No soy de esos que se programan para escribir tales días, a tal hora, durante tanto tiempo, y determinadas cosas. Por más que lo intentase no me saldría; yo no funciono así. Siento que, si no escribo eso que de repente me vino a la cabeza, voy a explotar por algún lado. No sé si será el corazón, no sé si será miedo a algo que viene de adentro, la verdad que en esos momentos no me pongo a pensar en eso, solo escribo aquello que aflora. No se trata de algo que se instala lentamente, con paciente espera hasta que tenga tiempo libre para escribirlo. Nada de eso; explota de repente y urge ser escrito en lo inmediato, sin importar que esté haciendo en ese momento. No por temor a olvidarme, sino porque apremia por ser plasmado en papel. Y usted no se imagina el alivio que se siente luego. A veces pienso que no sé si disfruto más de lo que escribí, o del alivio por haberme sacado esa emergencia de encima. Porque una vez escrito ya está ahí, puedo leerlo, modificarlo, tirarlo a la basura, que la sensación es diferente; ya hay calma.

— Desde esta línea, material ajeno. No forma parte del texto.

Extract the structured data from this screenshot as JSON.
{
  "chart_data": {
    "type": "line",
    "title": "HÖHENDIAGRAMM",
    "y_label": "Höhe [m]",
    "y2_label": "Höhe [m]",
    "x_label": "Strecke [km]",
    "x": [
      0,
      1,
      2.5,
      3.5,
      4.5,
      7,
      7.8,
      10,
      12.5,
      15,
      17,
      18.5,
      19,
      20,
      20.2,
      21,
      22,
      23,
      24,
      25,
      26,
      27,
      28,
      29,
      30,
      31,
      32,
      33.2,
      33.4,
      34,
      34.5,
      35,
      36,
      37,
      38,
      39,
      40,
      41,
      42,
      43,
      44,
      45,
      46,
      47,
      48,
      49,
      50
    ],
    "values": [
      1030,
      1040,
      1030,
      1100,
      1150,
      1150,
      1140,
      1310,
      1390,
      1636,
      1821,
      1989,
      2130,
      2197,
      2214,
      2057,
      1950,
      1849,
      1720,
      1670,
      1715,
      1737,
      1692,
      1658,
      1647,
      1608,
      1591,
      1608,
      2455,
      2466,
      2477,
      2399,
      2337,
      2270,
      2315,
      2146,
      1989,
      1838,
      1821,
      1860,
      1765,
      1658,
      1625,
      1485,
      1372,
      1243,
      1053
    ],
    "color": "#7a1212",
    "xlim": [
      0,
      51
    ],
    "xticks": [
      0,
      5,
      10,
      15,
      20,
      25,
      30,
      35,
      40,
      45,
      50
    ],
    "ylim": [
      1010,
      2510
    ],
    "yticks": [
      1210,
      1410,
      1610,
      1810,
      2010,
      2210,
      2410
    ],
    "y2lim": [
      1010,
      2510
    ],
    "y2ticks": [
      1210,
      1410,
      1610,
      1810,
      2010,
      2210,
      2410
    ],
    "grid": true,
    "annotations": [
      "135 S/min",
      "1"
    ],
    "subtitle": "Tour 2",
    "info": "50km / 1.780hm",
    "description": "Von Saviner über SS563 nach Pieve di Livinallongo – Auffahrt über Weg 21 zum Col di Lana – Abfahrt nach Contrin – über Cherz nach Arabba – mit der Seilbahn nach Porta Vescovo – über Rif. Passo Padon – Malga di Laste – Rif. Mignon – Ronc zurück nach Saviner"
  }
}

Es en ese jugar con las palabras que me es posible trascenderlas y así estar más cerca de la imposible tarea de dar caza a los diferentes enigmas a los que me somete la existencia. Letras convocadas por un hueco que se apropia e inunda todo el espacio posible, y en cuya atracción rompe todo nexo lógico mediante el cual la racionalidad pretende esclavizarlas. Palabras que nunca antes estuvieron y a las cuales el verso les ofrece el límite de una existencia a la cual asomarse. Enigmas que, en tanto indecibles, en tanto exceso desconcertante, nunca habrán de ser alcanzados; pero que la poesía me permite rodear, experimentar, y a partir de allí dar curso a nuevos poemas que vayan tras los nuevos enigmas que los previos develan y velan. La promesa de una palabra que no llega y a su encuentro acuden otras; en cuyo fracaso reside su belleza. Porque el encanto de la poesía reside en su naufragio. En esa palabra que está donde debiera estar otra, a la cual no logra reemplazar y a la vez deja hundida en el olvido. Quizás para siempre. Quizás para nunca.

Es en la poesía el único lugar donde logro jugar libremente, sin sentir que algo se me impone, sin percibir un mandato que espera mi respuesta. Ese extraordinario espacio en el cual puedo liberarme de mis estructuras y jugar sin esperar que otro me abra la puerta. Porque abrir la puerta para ir a jugar implica un juego burocratizado. El jugar implica salir por la ventana, pero sin saber que se va a salir, solo encontrarse saliendo, lanzado a la conquista de lo impensable. Conquistando a pura prepotencia de sorpresa el espacio en blanco que no cesa de crearse bajo la última letra, que por su culpa ya nunca será la última. Bailoteo caprichoso que lanza cada mancha de tinta sobre la siguiente, arrebatándole todo punto de anclaje.

La poesía me lleva a ese punto de sinsentido cuasi último, y al liberar la palabra, me libera. Me permite convocarme y a la vez no acudir a la cita. Un poema para hacer posible al siguiente, de eso se trata para mí la existencia.